When and if Drupal raises its PHP requirements to PHP 5.2 and above, it would be nice if the serialization of cached data was changed to use the json_encode(); and json_decode(); functions instead. These have a smaller data footprint when stored as a string, and should provide the same structural integrity that the serialize(); function does. There's even potential for a performance increase when encoding the data to a string from some of my own, simple findings.

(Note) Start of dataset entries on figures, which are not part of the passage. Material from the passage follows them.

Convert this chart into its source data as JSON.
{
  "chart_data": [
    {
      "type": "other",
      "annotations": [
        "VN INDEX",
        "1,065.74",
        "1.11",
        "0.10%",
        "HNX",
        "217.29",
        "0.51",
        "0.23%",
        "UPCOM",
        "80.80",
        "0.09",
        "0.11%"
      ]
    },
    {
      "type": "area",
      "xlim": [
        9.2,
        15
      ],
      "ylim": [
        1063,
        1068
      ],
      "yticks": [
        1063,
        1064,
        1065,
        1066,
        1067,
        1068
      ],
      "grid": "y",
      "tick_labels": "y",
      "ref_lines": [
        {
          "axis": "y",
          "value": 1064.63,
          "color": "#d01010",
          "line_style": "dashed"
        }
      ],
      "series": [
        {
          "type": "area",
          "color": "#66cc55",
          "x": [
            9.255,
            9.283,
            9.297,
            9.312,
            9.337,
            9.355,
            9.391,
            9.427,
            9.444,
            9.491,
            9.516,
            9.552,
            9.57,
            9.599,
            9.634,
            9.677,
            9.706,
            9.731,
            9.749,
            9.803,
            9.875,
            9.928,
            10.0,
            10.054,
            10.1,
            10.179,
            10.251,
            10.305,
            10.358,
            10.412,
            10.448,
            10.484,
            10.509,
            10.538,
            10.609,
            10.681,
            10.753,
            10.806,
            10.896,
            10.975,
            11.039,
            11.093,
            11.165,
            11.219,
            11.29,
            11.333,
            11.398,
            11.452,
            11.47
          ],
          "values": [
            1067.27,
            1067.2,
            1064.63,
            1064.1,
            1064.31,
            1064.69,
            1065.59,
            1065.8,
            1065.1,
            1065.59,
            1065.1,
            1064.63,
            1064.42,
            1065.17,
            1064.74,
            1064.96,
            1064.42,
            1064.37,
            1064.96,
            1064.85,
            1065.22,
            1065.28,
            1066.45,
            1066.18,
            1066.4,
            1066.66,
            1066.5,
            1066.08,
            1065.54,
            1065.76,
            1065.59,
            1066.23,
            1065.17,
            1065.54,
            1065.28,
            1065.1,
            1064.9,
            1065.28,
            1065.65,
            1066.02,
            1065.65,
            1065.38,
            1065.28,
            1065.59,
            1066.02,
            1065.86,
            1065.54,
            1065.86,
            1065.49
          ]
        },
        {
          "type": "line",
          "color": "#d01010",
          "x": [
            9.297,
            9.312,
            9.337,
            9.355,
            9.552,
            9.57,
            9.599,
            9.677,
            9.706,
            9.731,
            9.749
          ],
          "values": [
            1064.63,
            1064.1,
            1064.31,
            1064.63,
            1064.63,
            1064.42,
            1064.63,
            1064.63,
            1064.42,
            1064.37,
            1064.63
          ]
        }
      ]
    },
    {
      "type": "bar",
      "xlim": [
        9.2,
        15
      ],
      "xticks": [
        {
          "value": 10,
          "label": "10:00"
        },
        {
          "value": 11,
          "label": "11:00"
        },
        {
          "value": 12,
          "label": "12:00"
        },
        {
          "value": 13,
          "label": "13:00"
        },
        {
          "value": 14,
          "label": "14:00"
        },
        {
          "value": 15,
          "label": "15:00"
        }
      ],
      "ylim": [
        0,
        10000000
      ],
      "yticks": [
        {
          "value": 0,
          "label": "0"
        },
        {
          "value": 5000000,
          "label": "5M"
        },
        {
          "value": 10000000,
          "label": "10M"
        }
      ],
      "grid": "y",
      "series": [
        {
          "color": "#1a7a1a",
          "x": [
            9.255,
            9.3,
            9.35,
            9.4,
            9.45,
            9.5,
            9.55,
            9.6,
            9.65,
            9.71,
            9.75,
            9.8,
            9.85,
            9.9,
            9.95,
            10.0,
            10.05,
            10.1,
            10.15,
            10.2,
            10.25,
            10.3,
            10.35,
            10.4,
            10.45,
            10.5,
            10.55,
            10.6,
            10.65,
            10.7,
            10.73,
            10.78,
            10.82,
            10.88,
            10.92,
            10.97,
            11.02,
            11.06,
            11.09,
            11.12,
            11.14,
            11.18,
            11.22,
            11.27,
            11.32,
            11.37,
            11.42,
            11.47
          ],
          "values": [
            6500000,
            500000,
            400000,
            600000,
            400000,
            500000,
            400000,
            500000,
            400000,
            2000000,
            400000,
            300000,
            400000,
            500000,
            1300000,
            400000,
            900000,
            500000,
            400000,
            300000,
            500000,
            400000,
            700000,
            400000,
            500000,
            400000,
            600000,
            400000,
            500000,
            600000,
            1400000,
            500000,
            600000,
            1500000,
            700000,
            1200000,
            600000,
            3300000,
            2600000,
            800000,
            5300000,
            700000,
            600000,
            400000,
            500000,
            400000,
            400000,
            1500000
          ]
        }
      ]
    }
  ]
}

Any thoughts as to pros and cons concerning this idea are welcome.

Comments

Susurrus’s picture

The PHP requirements for Drupal7 are PHP5.2, so json_* functions would be available.

Cache stored in the table is currently stored as binary data. I think this makes a lot of sense and is also much more compact than any string serialization. While this would be a good move if the cache was still serialized into a string, I don't think we should move from a binary storage method to any string-based storage method.

-1 if I've correctly understood all site caching to be in binary.

fractile81’s picture

Ah, I hadn't realized that the cache was stored as binary data in Drupal 7. I agree that binary data is the better route, and was requesting based off the Drupal 6 implementation (stored as a serialized string). Do you happen to have a link for the patch/issue this was added in?

dalin’s picture

Issue tags: +Performance

Even though the data is stored in a binary field in the cache table it's just a string. serialize() and unserialize() are know to be slow and are called several times to render most any page. Switching from serialize to json has the potential to make a nice performance improvement on both the PHP (the functions are faster) and SQL (data size is smaller) side.

dalin’s picture

Though JSON won't allow you to store objects that aren't stdClass. Wonder if that's a problem.

casey’s picture

http://php.net/json_decode seems to have problems with deep nesting. So looks to a non-option to me.

http://www.phpdevblog.net/2009/11/serialize-vs-var-export-vs-json-encode...
We could have a look at var_export(). But I am not so sure about nested arrays. And besides var_export() does not handle circular references.

Overall I think we should stick to serialize().

catch’s picture

Version: 7.x-dev » 8.x-dev
Status: Active » Closed (won't fix)

Agreed. Also this is only for the default database caching backend.

catch’s picture

Version: 8.x-dev » 7.x-dev
Status: Closed (won't fix) » Closed (works as designed)
Anonymous’s picture

if you really want to speed up serialization, here's where to go:

http://ilia.ws/archives/211-Igbinary,-The-great-serializer.html

would require a core patch, as i don't see 'making serialization swappable' happening for D7.

casey’s picture

It is swappable, for cache at least; D7 has a nice OO caching solution. You could write a custom DrupalCacheInterface implementation.

andy inman’s picture

For what it's worth, I've been doing some module development (D6) and experimenting with json_encode() vs serialize() - yes, json_encode (and decode) is faster, but real-life performance gain is small (ok, if you needed to loop 1000 times it would be worth using json). There are definitely some data structures that don't encode properly, not sure why, so switching to json_encode might open a can of worms. I don't have test data to hand, but I tried for example using a customised cache.inc which does json_encode instead of serialise - the resulting change on page display times is negligible.

Further thought: The cache_router module seems to work well. Some cache "engines" such as APC allow direct storage of binary data, so serializing becomes an unnecessary overhead (more to the point, unserializing, since we suppose that cache data is write once/read many). So a suggestion would be: cater for alternative caching systems such as cache_router and let them handle serialization (or whatever encoding they might require) rather than doing it outside of the cache interface.

catch’s picture

serialization is already done in the cache interface in D7, so custom backends don't need to do what core does at all.